On what took Christians so long

Nick Spencer weighs some good and very bad reasons why human rights didn’t develop sooner.

close

Summary

Nick Spencer weighs some good and very bad reasons why human rights didn’t develop sooner.

Transcript

The reason why Christianity seems to take so very long to shape Western culture in a model that we would now consider respects proper human dignity and rights is a very complex one. Sometimes it’s circumstantial. Sometimes it’s the collapse of the Roman West, the civilised West, which in many ways puts Western culture back centuries.

More often, I’d say, it’s because Christians aren’t very Christian.
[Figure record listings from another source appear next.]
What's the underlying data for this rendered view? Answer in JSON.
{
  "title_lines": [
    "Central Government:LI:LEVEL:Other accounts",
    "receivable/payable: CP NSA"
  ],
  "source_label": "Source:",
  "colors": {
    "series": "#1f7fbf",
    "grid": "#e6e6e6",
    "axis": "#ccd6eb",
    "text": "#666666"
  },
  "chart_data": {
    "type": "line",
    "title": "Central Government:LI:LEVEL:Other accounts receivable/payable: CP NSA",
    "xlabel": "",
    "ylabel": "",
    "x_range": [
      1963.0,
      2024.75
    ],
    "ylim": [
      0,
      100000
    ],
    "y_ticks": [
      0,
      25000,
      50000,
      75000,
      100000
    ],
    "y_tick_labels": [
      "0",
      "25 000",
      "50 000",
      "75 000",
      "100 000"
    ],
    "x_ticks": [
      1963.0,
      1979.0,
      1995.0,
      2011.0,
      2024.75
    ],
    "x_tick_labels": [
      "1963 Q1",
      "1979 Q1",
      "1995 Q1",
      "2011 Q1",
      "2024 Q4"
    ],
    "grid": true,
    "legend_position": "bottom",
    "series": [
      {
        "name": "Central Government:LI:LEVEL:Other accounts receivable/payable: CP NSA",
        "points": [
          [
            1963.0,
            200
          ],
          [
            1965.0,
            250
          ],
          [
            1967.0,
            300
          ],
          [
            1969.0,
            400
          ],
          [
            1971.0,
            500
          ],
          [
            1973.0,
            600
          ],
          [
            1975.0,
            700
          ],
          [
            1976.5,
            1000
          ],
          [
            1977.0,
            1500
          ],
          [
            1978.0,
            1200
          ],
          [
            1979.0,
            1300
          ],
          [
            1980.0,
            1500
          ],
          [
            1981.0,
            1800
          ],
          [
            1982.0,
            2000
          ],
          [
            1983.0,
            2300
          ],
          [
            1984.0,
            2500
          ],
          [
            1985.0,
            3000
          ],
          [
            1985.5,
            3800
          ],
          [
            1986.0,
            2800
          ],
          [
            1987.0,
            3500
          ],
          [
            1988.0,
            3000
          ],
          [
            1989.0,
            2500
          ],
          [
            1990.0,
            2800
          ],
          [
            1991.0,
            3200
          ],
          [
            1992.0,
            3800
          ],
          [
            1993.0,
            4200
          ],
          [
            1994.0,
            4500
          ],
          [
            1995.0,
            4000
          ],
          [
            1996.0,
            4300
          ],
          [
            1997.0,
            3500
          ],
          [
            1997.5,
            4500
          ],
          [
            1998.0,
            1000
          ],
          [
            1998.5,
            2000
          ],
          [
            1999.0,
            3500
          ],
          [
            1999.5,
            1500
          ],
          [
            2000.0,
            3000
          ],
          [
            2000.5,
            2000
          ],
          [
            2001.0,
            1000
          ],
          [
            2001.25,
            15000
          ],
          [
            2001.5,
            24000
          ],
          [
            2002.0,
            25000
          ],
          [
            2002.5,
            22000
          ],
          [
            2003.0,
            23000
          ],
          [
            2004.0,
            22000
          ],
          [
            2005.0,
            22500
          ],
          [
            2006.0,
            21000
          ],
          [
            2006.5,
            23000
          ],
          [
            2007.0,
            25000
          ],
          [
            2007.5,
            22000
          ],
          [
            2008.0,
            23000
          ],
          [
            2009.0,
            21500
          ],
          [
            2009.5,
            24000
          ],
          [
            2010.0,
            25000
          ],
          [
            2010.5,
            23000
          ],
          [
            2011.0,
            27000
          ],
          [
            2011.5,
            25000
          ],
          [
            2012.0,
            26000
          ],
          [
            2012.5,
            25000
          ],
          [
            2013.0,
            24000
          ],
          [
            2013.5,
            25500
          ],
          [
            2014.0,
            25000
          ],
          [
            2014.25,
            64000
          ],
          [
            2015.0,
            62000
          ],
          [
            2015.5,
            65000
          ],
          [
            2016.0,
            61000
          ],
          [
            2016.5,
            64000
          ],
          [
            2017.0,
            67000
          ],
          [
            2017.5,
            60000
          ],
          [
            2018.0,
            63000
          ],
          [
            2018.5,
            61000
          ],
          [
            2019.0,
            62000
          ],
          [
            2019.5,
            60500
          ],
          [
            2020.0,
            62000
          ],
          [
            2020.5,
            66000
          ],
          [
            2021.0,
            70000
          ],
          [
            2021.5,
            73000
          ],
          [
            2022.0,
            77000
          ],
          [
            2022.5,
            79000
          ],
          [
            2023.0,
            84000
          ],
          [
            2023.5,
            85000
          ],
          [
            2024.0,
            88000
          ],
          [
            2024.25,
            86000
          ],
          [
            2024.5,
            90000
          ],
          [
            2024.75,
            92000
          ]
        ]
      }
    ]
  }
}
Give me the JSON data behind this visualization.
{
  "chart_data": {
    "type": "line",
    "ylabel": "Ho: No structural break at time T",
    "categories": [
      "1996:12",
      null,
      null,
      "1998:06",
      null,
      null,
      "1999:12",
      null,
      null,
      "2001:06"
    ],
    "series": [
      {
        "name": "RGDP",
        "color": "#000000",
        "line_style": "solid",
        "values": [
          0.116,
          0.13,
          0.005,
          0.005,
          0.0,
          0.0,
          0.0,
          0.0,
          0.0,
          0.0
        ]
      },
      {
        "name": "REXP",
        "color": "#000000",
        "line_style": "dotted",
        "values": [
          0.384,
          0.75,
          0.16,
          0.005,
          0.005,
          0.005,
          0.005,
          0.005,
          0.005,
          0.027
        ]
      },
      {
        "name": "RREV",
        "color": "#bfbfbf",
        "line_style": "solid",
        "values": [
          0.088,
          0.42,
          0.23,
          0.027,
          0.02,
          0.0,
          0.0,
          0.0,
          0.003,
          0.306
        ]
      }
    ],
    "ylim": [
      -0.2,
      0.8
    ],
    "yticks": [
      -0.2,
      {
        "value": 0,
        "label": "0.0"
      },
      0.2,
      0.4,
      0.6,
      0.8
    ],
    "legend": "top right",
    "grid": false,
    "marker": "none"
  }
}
That’s a slightly blunt way of putting it, but there are elements in the teaching of Christ and from the Gospels and more broadly from the Bible relating to the inviolable dignity of human rights – of human beings, I think, a better way of putting it – that we just don’t get, or we certainly don’t follow, and we are reluctant to translate into law for various different reasons. Some of those are – I hesitate to say good reasons, because just because something is in the Gospel doesn’t mean it should be translated into law, it doesn’t quite work like that. But more often, it is the idea that we are quite good – Christians as a rule are quite good at not following through the really radical, really challenging teachings of Jesus Christ. It’s easy to criticise Christians like that but I think it’s justifiable.